まるで世界を繋いでいた手綱が、千切れてしまったかのような断裂感に見舞われる。
「おーい、おーい。しっかりしたまえ」
それからしばらくして、頭上を優しく撫でるかのような柔らかな女性の声が聞こえてきた。
「大丈夫?」
どうやら気絶していたようだ、頭が痛い。
将希は起き上がると辺りを見回した。
うわ眩しっ。
太陽光の直射に目を細める。
「え?え?」
視界に広がったのは、青い空の下に広がる深緑に溢れた見知らぬ森。
暖かな陽だまりが心地良い。暑くもなく、寒くもない。
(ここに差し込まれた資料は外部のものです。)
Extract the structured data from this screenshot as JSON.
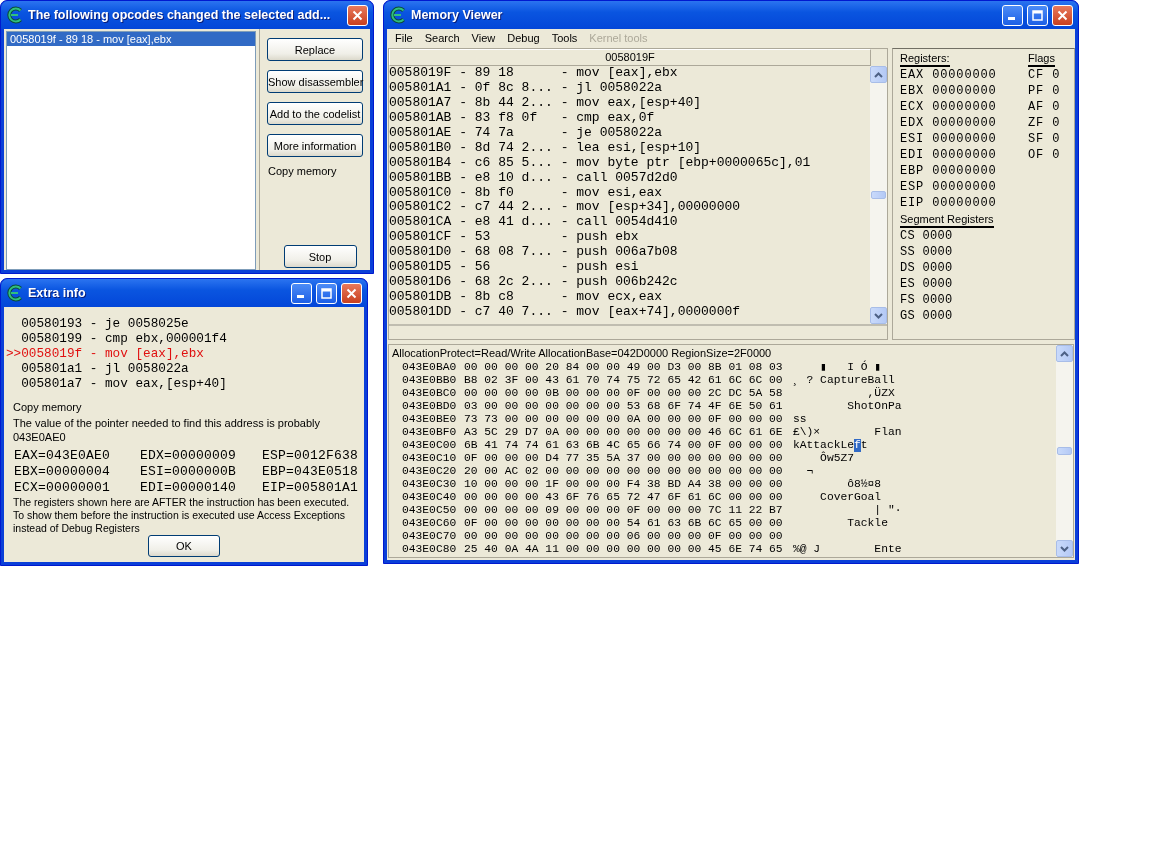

呆気に取られて座り込んだ将希の周りには、小さな真珠を実のようにくっつけた黄色い花が咲き乱れている。
声の主は、20代ぐらいの美しい女性であった。
藤紫の長い髪は腰の辺りまであり、ボリューム感ある三つ編みにして結っている。ぱっちりとした緑色の瞳と、端正な顔立ちは日本人と言うよりは西洋人を思わせた。視線を合わせると、唇が優しく微笑んだ。
「ようこそ少年、私の創った異世界へ」
こうして俺は〈異世界〉という、よくわかんねぇ場所に来てしまったのであった。